Delta hedging on teenies

Discussion in 'Options' started by ferrycorsten, Jan 21, 2013.

  1. newwurldmn

    newwurldmn

    Teenie means small premium. Generally 5 cents or 10 cents... way out of the money, probably worthless option.
     
    #11     Jan 22, 2013
  2. Brighton

    Brighton

    Thanks. Now I know the type of trader Atticus is disparaging when he refers to "the idiot selling teenies."
     
    #12     Jan 22, 2013
  3. sle

    sle

    Sell a tiny, drive a Lamborghini!(c)

    In reality, you most probably do not want to buy these (waste of money) and most probably do not want to sell them (unless it's an airport trade). Especially the ones in index, hedgies have a tendency of selling really short-dated teenies and if you win 'em you are almost always best of leaving them untied or delta-hedging them at much lower vol.
     
    #13     Jan 22, 2013
  4. whats an "airport trade" and your saying.. if your gonna expose yourself.. expose yourself.. hard to hedge them.. if you do slow play them/under hedge.. assuming a lower vol number on them and hedging to that number would be slow playing them.. meaning under hedging
     
    #14     Jan 23, 2013
  5. Just to make the discussion more interesting, I'll play devil's advocate and take the opposing point of view :

    Maybe it's the case that in the long run, the explosion in IV on down moves, which happens 5% of the time, will compensate for the loss of premium and commission the other 95% of the time?

    That's because it's not just IV, there's also the sensitivity of the IV to a change in price and to the level of IV itself, aka vanna and vomma. vomma is to vega what gamma is to delta, a 2nd order effect.

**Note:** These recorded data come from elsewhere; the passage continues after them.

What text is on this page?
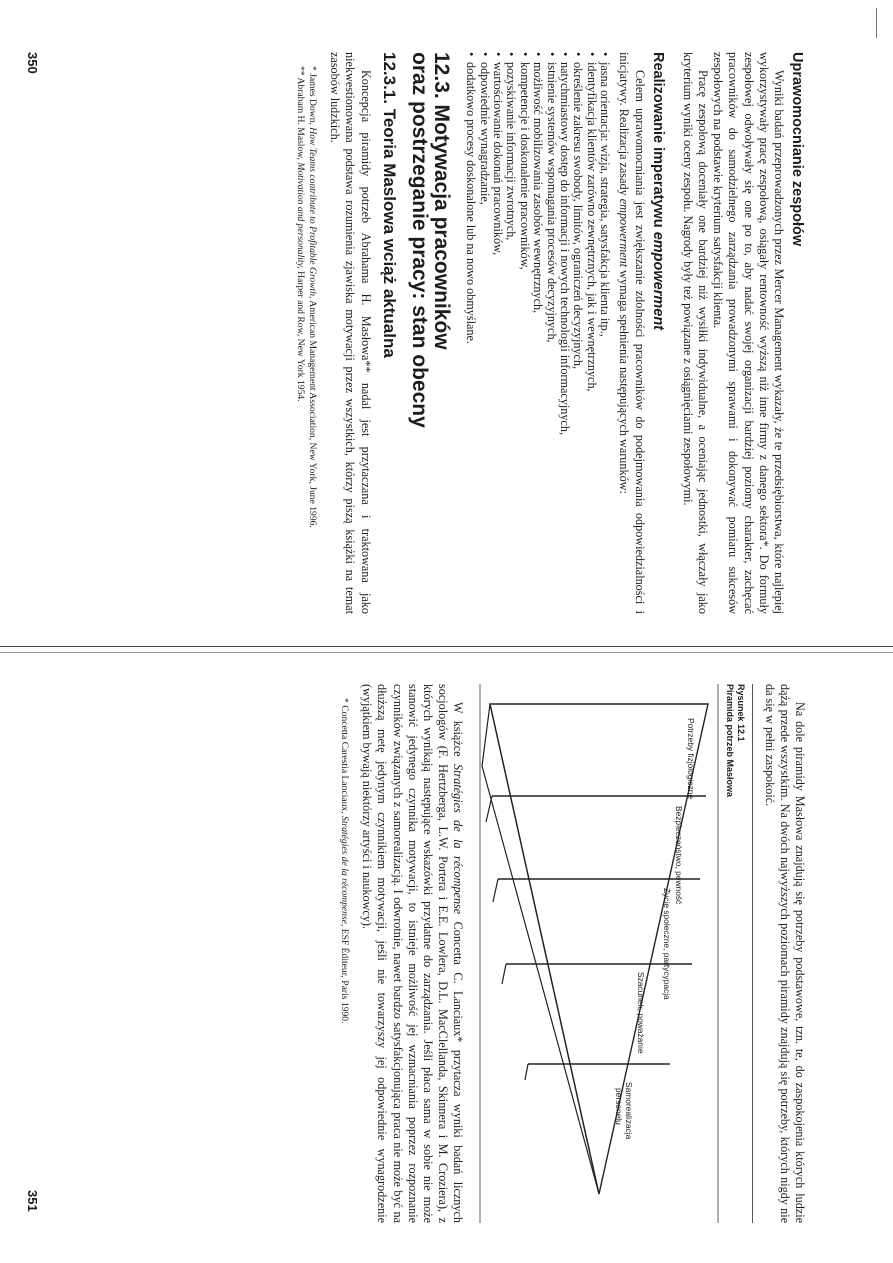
Uprawomocnianie zespołów

Wyniki badań przeprowadzonych przez Mercer Management wykazały, że te przedsiębiorstwa, które najlepiej wykorzystywały pracę zespołową, osiągały rentowność wyższą niż inne firmy z danego sektora*. Do formuły zespołowej odwoływały się one po to, aby nadać swojej organizacji bardziej poziomy charakter, zachęcać pracowników do samodzielnego zarządzania prowadzonymi sprawami i dokonywać pomiaru sukcesów zespołowych na podstawie kryterium satysfakcji klienta.

Pracę zespołową doceniały one bardziej niż wysiłki indywidualne, a oceniając jednostki, włączały jako kryterium wyniki oceny zespołu. Nagrody były też powiązane z osiągnięciami zespołowymi.

Realizowanie imperatywu empowerment

Celem uprawomocniania jest zwiększanie zdolności pracowników do podejmowania odpowiedzialności i inicjatywy. Realizacja zasady empowerment wymaga spełnienia następujących warunków:

• jasna orientacja: wizja, strategia, satysfakcja klienta itp.,
• identyfikacja klientów zarówno zewnętrznych, jak i wewnętrznych,
• określenie zakresu swobody, limitów, ograniczeń decyzyjnych,
• natychmiastowy dostęp do informacji i nowych technologii informacyjnych,
• istnienie systemów wspomagania procesów decyzyjnych,
• możliwość mobilizowania zasobów wewnętrznych,
• kompetencje i doskonalenie pracowników,
• pozyskiwanie informacji zwrotnych,
• wartościowanie dokonań pracowników,
• odpowiednie wynagradzanie,
• dodatkowo procesy doskonalone lub na nowo obmyślane.
12.3. Motywacja pracowników
oraz postrzeganie pracy: stan obecny
12.3.1. Teoria Maslowa wciąż aktualna

Koncepcja piramidy potrzeb Abrahama H. Masłowa** nadal jest przytaczana i traktowana jako niekwestionowana podstawa rozumienia zjawiska motywacji przez wszystkich, którzy piszą książki na temat zasobów ludzkich.

* James Down, How Teams contribute to Profitable Growth, American Management Association, New York, June 1996.

** Abraham H. Maslow, Motivation and personality, Harper and Row, New York 1954.

350

Na dole piramidy Masłowa znajdują się potrzeby podstawowe, tzn. te, do zaspokojenia których ludzie dążą przede wszystkim. Na dwóch najwyższych poziomach piramidy znajdują się potrzeby, których nigdy nie da się w pełni zaspokoić.

Rysunek 12.1
Piramida potrzeb Masłowa
Samorealizacja
personelu
Szacunek, poważanie
Życie społeczne, partycypacja
Bezpieczeństwo, pewność
Potrzeby fizjologiczne

W książce Stratégies de la récompense Concetta C. Lanciaux* przytacza wyniki badań licznych socjologów (F. Hertzberga, L.W. Portera i E.E. Lowlera, D.L. MacClellanda, Skinnera i M. Croziera), z których wynikają następujące wskazówki przydatne do zarządzania. Jeśli płaca sama w sobie nie może stanowić jedynego czynnika motywacji, to istnieje możliwość jej wzmacniania poprzez rozpoznanie czynników związanych z samorealizacją. I odwrotnie, nawet bardzo satysfakcjonująca praca nie może być na dłuższą metę jedynym czynnikiem motywacji, jeśli nie towarzyszy jej odpowiednie wynagrodzenie (wyjątkiem bywają niektórzy artyści i naukowcy).

* Concetta Carestia Lanciaux, Stratégies de la récompense, ESF Éditeur, Paris 1990.

351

    Instead of theory, see this article for a concrete example: http://www.optionworkshop.com/read/vanna-and-put-explosion
    Here, an increase in IV of 17% resulted in an increase in the Put price by 163% ! As the author writes, "the point I want to make is that when tension enters the market, the OTM puts literally explode in value. Very simply put, when IV rises, the effects of Vanna and Vomma blow up the OTM put’s premiums, deltas and vegas in a way that looking at a simple risk graph cannot predict."

    Also, the way you put it, "a 50% change in IV results only in a smaller change of the Put value" makes it sound as if a 50% change in IV is a big deal. But here again, we are talking about a 2nd order term, the volatility of volatility, for which 50% is not a big deal. See a chart of VVIX against the VIX, for example.

    http://www.barchart.com/chart.php?sym=$VVIX&t=BAR&size=M&v=0&g=1&p=D&d=X&qb=1&style=technical&template=
     
    #15     Jan 23, 2013
  6. your barchart link is bad....
     
    #16     Jan 23, 2013
  7. how do you like live vol pro...??? you should add something there about the relatiive pricing in term structure.. would make for a good article.. term structure risk good subject if your into higher order subjects.. nice site..
     
    #17     Jan 23, 2013
  8. I'm not the author of that article (and I'm not shilling for them)...I just found it while trying to learn about vanna, vomma.

    I DO have an idea regarding teenies (that may just help us buy our future Lamorghinis! :p ) that I'll post here later (outside right now).
     
    #18     Jan 23, 2013
  9. kapw7

    kapw7

    Looking forward to that!
    I have also been looking at what can be generally put under the category skewness-kurtosis trades and I have come up with a lot more questions than answers :confused:

    How do you define if an OTM is cheap or expensive? How do you estimate the historical vol of vol and vol spot correlation (eg a simple regression or very advanced filtering?) How do you estimate the implied vol of vol and vol correlation? Do you use some advanced model (Heston etc) or do you use some sort of model free estimate of implied skewness/kurtosis?

    How do you even measure your delta?

    In general the risk premium lies in selling OTM positions which can easily lead to huge losses especially when I cannot even calculate my delta etc.

    One interesting idea I found is in this paper:
    http://papers.ssrn.com/sol3/papers.cfm?abstract_id=1868605

    Seems too good to be true (from the prespective that no quant knowledge needed) and as sle said before, you cannot trust academic papers on trading and this one has not even been published (says working paper - no other details)
     
    #19     Jan 23, 2013
  10. newwurldmn

    newwurldmn

    Yes. Skew is overpriced. But it's hard to monetize. You have to run levered books to make any real money and then you have dgamma/dspot and dvol/dspot issues.